HONG KONG — Nathan Hirayama, celebrating his 50th World Series event, engineered a 17-14 win over Kenya in Canada's opening game Friday at the Hong Kong Sevens.
The 29-year-old from Richmond, B.C., kicked a penalty from in front of the posts for the winning margin with no time remaining on the clock. Hirayama also took over sole possession of the Canadian rugby sevens points record at 980. He had come into the game tied with Phil Mack at 973.
Luke McCloskey and Harry Jones scored tries for Canada with Hirayama also providing two conversions. Dennis Ombachi and Nelson Oyoo replied with converted tries for Kenya.
Canada came into the tournament 10th in the overall standings after six events on the circuit. Kenya stands 12th.
The Canadians, who improved their career record against Kenya to 22-12-1, play Series leader South Africa and No. 11 France on Saturday. South Africa beat France 17-10 in the other Pool B game Friday.

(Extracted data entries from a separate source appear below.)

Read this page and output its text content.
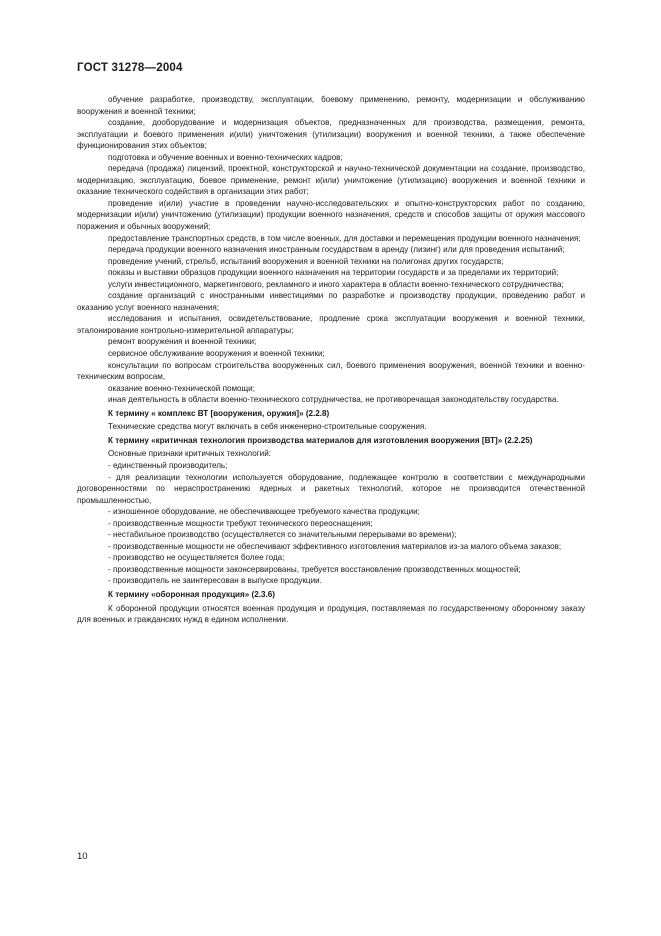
ГОСТ 31278—2004

обучение разработке, производству, эксплуатации, боевому применению, ремонту, модернизации и обслуживанию вооружения и военной техники;

создание, дооборудование и модернизация объектов, предназначенных для производства, размещения, ремонта, эксплуатации и боевого применения и(или) уничтожения (утилизации) вооружения и военной техники, а также обеспечение функционирования этих объектов;

подготовка и обучение военных и военно-технических кадров;

передача (продажа) лицензий, проектной, конструкторской и научно-технической документации на создание, производство, модернизацию, эксплуатацию, боевое применение, ремонт и(или) уничтожение (утилизацию) вооружения и военной техники и оказание технического содействия в организации этих работ;

проведение и(или) участие в проведении научно-исследовательских и опытно-конструкторских работ по созданию, модернизации и(или) уничтожению (утилизации) продукции военного назначения, средств и способов защиты от оружия массового поражения и обычных вооружений;

предоставление транспортных средств, в том числе военных, для доставки и перемещения продукции военного назначения;

передача продукции военного назначения иностранным государствам в аренду (лизинг) или для проведения испытаний;

проведение учений, стрельб, испытаний вооружения и военной техники на полигонах других государств;

показы и выставки образцов продукции военного назначения на территории государств и за пределами их территорий;

услуги инвестиционного, маркетингового, рекламного и иного характера в области военно-технического сотрудничества;

создание организаций с иностранными инвестициями по разработке и производству продукции, проведению работ и оказанию услуг военного назначения;

исследования и испытания, освидетельствование, продление срока эксплуатации вооружения и военной техники, эталонирование контрольно-измерительной аппаратуры;

ремонт вооружения и военной техники;

сервисное обслуживание вооружения и военной техники;

консультации по вопросам строительства вооруженных сил, боевого применения вооружения, военной техники и военно-техническим вопросам,

оказание военно-технической помощи;

иная деятельность в области военно-технического сотрудничества, не противоречащая законодательству государства.

К термину « комплекс ВТ [вооружения, оружия]» (2.2.8)

Технические средства могут включать в себя инженерно-строительные сооружения.

К термину «критичная технология производства материалов для изготовления вооружения [ВТ]» (2.2.25)

Основные признаки критичных технологий:

- единственный производитель;

- для реализации технологии используется оборудование, подлежащее контролю в соответствии с международными договоренностями по нераспространению ядерных и ракетных технологий, которое не производится отечественной промышленностью,

- изношенное оборудование, не обеспечивающее требуемого качества продукции;

- производственные мощности требуют технического переоснащения;

- нестабильное производство (осуществляется со значительными перерывами во времени);

- производственные мощности не обеспечивают эффективного изготовления материалов из-за малого объема заказов;

- производство не осуществляется более года;

- производственные мощности законсервированы, требуется восстановление производственных мощностей;

- производитель не заинтересован в выпуске продукции.

К термину «оборонная продукция» (2.3.6)

К оборонной продукции относятся военная продукция и продукция, поставляемая по государственному оборонному заказу для военных и гражданских нужд в едином исполнении.

10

Canada and Kenya honoured Hirayama at the start of the match, allowing him to run onto the field first. His teammates then joined him at centre field, enveloping him in a celebratory scrum.
Canada opened the scoring after a nice burst of speed from McCloskey down the flank following a scrum to lead 7-0 at halftime. Kenya replied early in the second half with a slashing run that sent Ombachi in under the posts.
Hirayama pulled the strings on a late go-ahead try, delivering an accurate grubber kick that Jones touched down after a Kenya penalty near its own goalpost.
The speedy Oyoo pulled Kenya even, accelerating past Canada captain John Moonlight and scoring under the posts with less than a minute remaining.
But, after the ensuing kickoff, an infraction at the breakdown in front of the Kenya posts proved to be the difference as Hirayama's penalty drop kick went over.
Canadian coach Damian McGrath has included Saskatchewan Roughrider Tevaughn Campbell in his squad for the Hong Kong and Singapore stops on the circuit. The speedy defensive back, who has no rugby sevens experience, watched from the sidelines Friday.